Он вдруг помрачнел, напрягся. И как-то недоумённо, сам себя почему-то спрашивая, сам себе удивляясь, вымолвил:

– И зачем я пошёл в эту школу?

– Ты хотел ведь этого, сам, – резонно заметил я.

– Да, хотел, – подтвердил Яковлев. Поразмыслил секунду – и разом вскинул голову, сузив жгучие, с тайным пламенем, угольно-чёрные, прозорливые – сквозь незрячесть побеждаемую – глаза. – А теперь не хочу! Надоело. Надоело. Теперь – не хочу. Ну чему они там, в этой школе идиотской, меня научат?

– И действительно, – поддержал я его, – ну чему они там, в этой школе, тебя научат? Создал ты целый мир. Живёшь, как известно давно, искусством. То есть, ты – человек искусства. Ты художник. Прежде всего. А какой ты художник – ты сам хорошо, лучше всех знатоков, собирателей, критиков, знаешь.

– Да, да, – закивал, соглашаясь, Яковлев, – я художник. Прежде всего. Художник!..

И вдруг, ни с того ни с сего, вроде бы, – спохватился.

– Володя! Мы тут с тобой сидим вдвоём, занимаемся. Время идёт. Я вспомнил: у меня ведь там – ученик!

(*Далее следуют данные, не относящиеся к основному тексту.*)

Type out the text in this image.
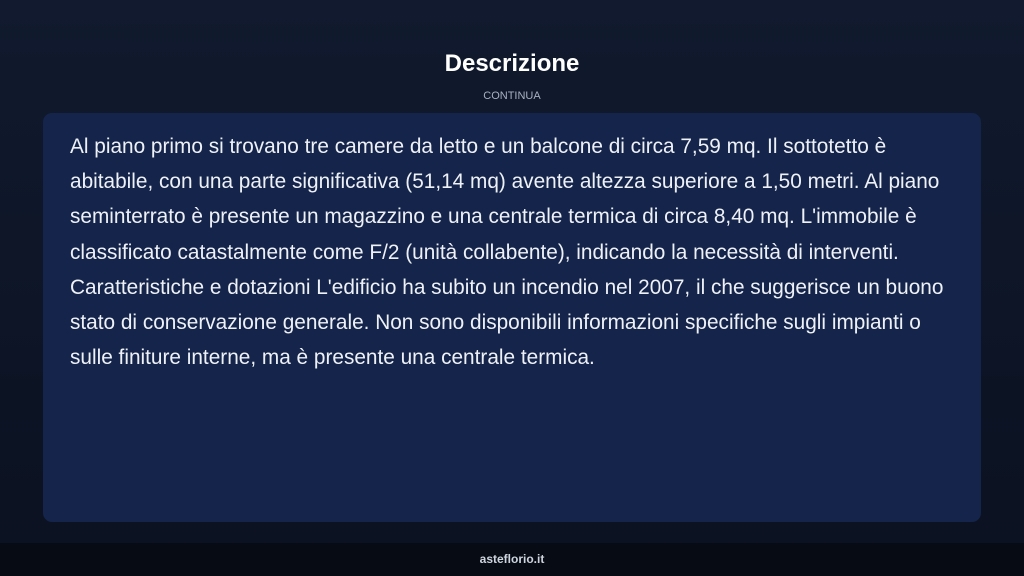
Descrizione
CONTINUA

Al piano primo si trovano tre camere da letto e un balcone di circa 7,59 mq. Il sottotetto è abitabile, con una parte significativa (51,14 mq) avente altezza superiore a 1,50 metri. Al piano seminterrato è presente un magazzino e una centrale termica di circa 8,40 mq. L'immobile è classificato catastalmente come F/2 (unità collabente), indicando la necessità di interventi. Caratteristiche e dotazioni L'edificio ha subito un incendio nel 2007, il che suggerisce un buono stato di conservazione generale. Non sono disponibili informazioni specifiche sugli impianti o sulle finiture interne, ma è presente una centrale termica.

asteflorio.it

– Наверное, он давно уже нарисовал твоё яблоко и ждёт тебя не дождётся, чтобы узнать, что ты скажешь ему о его рисунке, – сказал я на это, чувствуя, что Володя опять взвинтился и готов немедленно действовать.

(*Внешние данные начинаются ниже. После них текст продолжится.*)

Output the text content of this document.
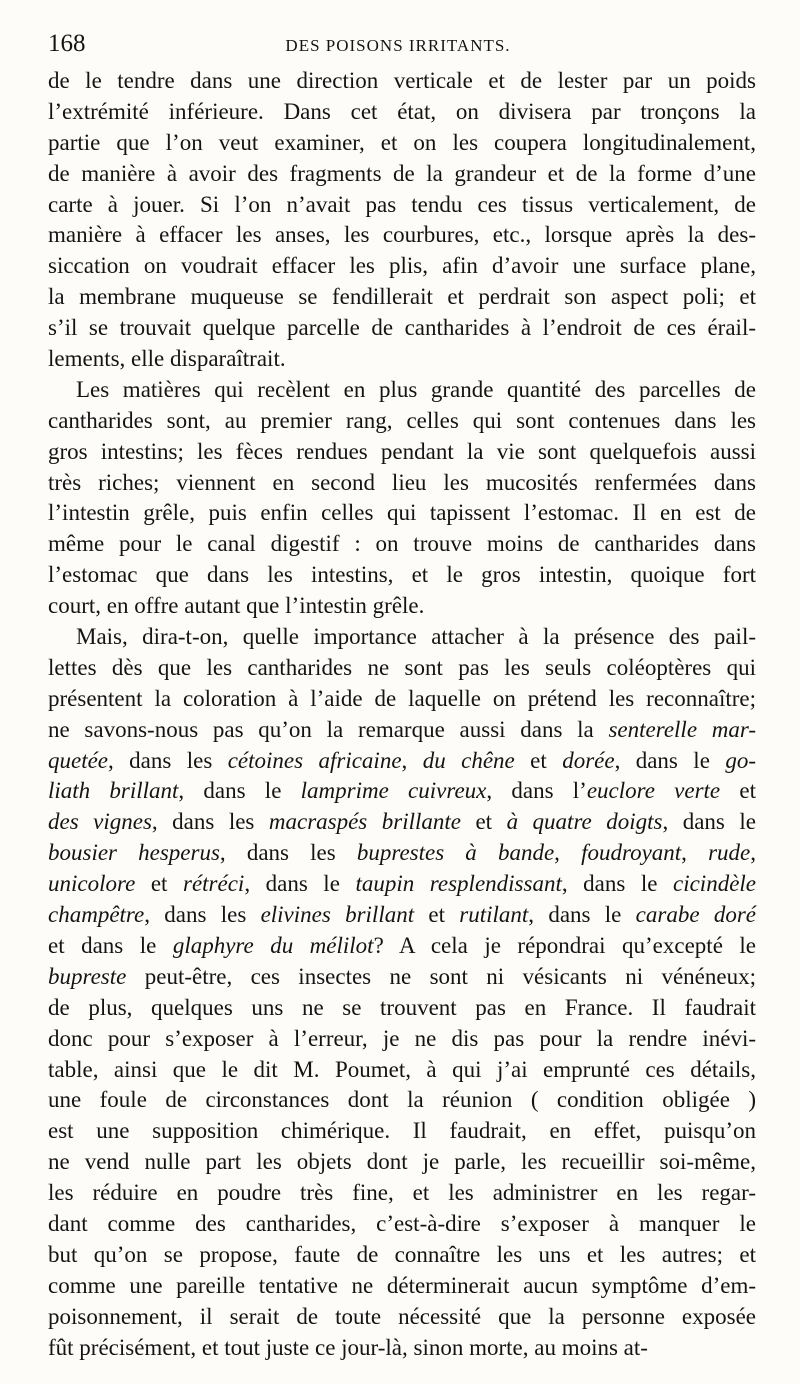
168	DES POISONS IRRITANTS.
de le tendre dans une direction verticale et de lester par un poids
l’extrémité inférieure. Dans cet état, on divisera par tronçons la
partie que l’on veut examiner, et on les coupera longitudinalement,
de manière à avoir des fragments de la grandeur et de la forme d’une
carte à jouer. Si l’on n’avait pas tendu ces tissus verticalement, de
manière à effacer les anses, les courbures, etc., lorsque après la des-
siccation on voudrait effacer les plis, afin d’avoir une surface plane,
la membrane muqueuse se fendillerait et perdrait son aspect poli; et
s’il se trouvait quelque parcelle de cantharides à l’endroit de ces érail-
lements, elle disparaîtrait.
Les matières qui recèlent en plus grande quantité des parcelles de
cantharides sont, au premier rang, celles qui sont contenues dans les
gros intestins; les fèces rendues pendant la vie sont quelquefois aussi
très riches; viennent en second lieu les mucosités renfermées dans
l’intestin grêle, puis enfin celles qui tapissent l’estomac. Il en est de
même pour le canal digestif : on trouve moins de cantharides dans
l’estomac que dans les intestins, et le gros intestin, quoique fort
court, en offre autant que l’intestin grêle.
Mais, dira-t-on, quelle importance attacher à la présence des pail-
lettes dès que les cantharides ne sont pas les seuls coléoptères qui
présentent la coloration à l’aide de laquelle on prétend les reconnaître;
ne savons-nous pas qu’on la remarque aussi dans la senterelle mar-
quetée, dans les cétoines africaine, du chêne et dorée, dans le go-
liath brillant, dans le lamprime cuivreux, dans l’euclore verte et
des vignes, dans les macraspés brillante et à quatre doigts, dans le
bousier hesperus, dans les buprestes à bande, foudroyant, rude,
unicolore et rétréci, dans le taupin resplendissant, dans le cicindèle
champêtre, dans les elivines brillant et rutilant, dans le carabe doré
et dans le glaphyre du mélilot? A cela je répondrai qu’excepté le
bupreste peut-être, ces insectes ne sont ni vésicants ni vénéneux;
de plus, quelques uns ne se trouvent pas en France. Il faudrait
donc pour s’exposer à l’erreur, je ne dis pas pour la rendre inévi-
table, ainsi que le dit M. Poumet, à qui j’ai emprunté ces détails,
une foule de circonstances dont la réunion ( condition obligée )
est une supposition chimérique. Il faudrait, en effet, puisqu’on
ne vend nulle part les objets dont je parle, les recueillir soi-même,
les réduire en poudre très fine, et les administrer en les regar-
dant comme des cantharides, c’est-à-dire s’exposer à manquer le
but qu’on se propose, faute de connaître les uns et les autres; et
comme une pareille tentative ne déterminerait aucun symptôme d’em-
poisonnement, il serait de toute nécessité que la personne exposée
fût précisément, et tout juste ce jour-là, sinon morte, au moins at-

– Пойдём-ка к ученику! – заторопился Яковлев.

Мы встали из-за стола парадного, лакированного, родительского – и прошли в Володину комнатёнку, чтоб увидеть в ней результат отнюдь не наших, не школьных, ученически-сочинительских, но иных, рисовальных трудов.

Ученик Володин сидел на краешке старой тахты и терпеливо, смиренно, ждал нас. И мы – пришли.

На листе бумаги, который на мольберте пристроен был, мы увидели заурядное, по-школьному слишком уж тщательное изображение яблока. Но, похожее как-то фотографически правильно, сознательно реалистичное, было оно – безжизненным.